We learn that Guggenheim started collecting in the early 20s, picking up works of art in New York, London and Paris, where she would often become intimately involved with painters – mostly men, sometimes women. She went on to open up several galleries, displaying works by artists who wouldn’t be appreciated in the art world for years. When World War II shrouded Europe, Guggenheim settled in New York where she continued collected art and lovers, jumping from one sexually liberated hook-up to the next.
Some of that behavior wound up being destructive – both to herself and to those artists who were married (like Pollack and Lee Krasner), but what comes through the most in these recordings is how much Guggenheim reveled in being free.
I first became aware of Guggenheim in Ed Harris’ 2000 film “Pollack”, where she was portrayed by Amy Madigan, as a fussy and flirty art collector who almost had her way with Jackson Pollack (his impotence prevented that from happening). She was a vivacious supporting character in that movie and although she takes center stage in Vreeland’s doc, it becomes clear early on that we’re really going to learn much than just the highlight’s of her life.

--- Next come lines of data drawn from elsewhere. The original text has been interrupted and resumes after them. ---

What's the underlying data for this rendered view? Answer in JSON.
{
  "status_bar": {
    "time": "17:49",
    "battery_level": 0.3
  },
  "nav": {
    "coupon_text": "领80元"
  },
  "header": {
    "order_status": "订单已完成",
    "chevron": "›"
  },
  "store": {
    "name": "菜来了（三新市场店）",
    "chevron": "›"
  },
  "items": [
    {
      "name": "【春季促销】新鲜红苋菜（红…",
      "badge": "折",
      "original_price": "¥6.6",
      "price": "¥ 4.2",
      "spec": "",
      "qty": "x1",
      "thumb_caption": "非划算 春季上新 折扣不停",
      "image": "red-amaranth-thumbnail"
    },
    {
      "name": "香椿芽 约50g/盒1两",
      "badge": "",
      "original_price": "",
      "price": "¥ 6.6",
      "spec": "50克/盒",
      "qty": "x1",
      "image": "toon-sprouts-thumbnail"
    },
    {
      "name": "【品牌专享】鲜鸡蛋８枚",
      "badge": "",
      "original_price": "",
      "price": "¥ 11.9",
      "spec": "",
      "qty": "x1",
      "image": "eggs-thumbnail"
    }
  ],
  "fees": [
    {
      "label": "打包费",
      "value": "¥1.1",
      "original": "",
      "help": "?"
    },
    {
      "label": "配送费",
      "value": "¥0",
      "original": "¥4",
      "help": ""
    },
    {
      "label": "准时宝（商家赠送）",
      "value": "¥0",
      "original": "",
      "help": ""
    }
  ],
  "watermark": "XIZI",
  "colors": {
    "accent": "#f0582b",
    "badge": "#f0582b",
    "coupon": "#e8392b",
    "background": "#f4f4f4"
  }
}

It helps that the film focuses on the artists and the art she collected as well as her relationship to it, but viewers will also leave knowing more about the woman behind the name. Vreeland definitely comes across as someone who is just as knowledgeable and passionate about the art as Guggenheim, which often makes up for a more in-depth examination of this art addict.
My favorite moments from “Art Addict” are the clips of well-known artists, such as William de Kooning and Robert Motherwell, just hanging out talking, either to the camera or surrounded by fellow artistic peers. These clips feel like rare and random footage that puts a voice and a personality to such famous names.
I was also intrigued by The Art of the Century gallery that Guggenheim opened in New York in 1942, which went on to show established Surrealism artists from Europe as well as lesser known works from American artists, often for the first time. It’s where Pollack had his first solo show in 1943. I can only imagine how amazing it would’ve been to attend Pollack’s art opening at this gallery and – not only discovering his work for the first time, but being in the same room as the artist and his circle of peers.
While watching “Art Addict”, I found myself envious of a time when these now famous artists were unknowns and their artwork brand new or undiscovered. Among the talking heads of art curators and historians, I was surprised to see Robert De Niro and learn of his connection to Guggenheim. We’re shown footage of his father, expressionist painter, Robert De Niro, Sr. hanging out at Guggenheim’s gallery in New York, because – as De Niro shares – both his father and his mother, Virginia Admiral, showed their artwork there in 1945. That’s certainly something I didn’t know about the actor.
It’s uncertain if the world would’ve eventually come to know so many of these art luminaries without the assistance of Guggenheim – she considered herself “the midwife” to their works of art – and what “Art Addict” does is confirm her prominence and importance in the art world. What Vreeland does for Guggenheim in this documentary is in many ways similar to what Guggenheim had done for these artists, expose her to a wider audience.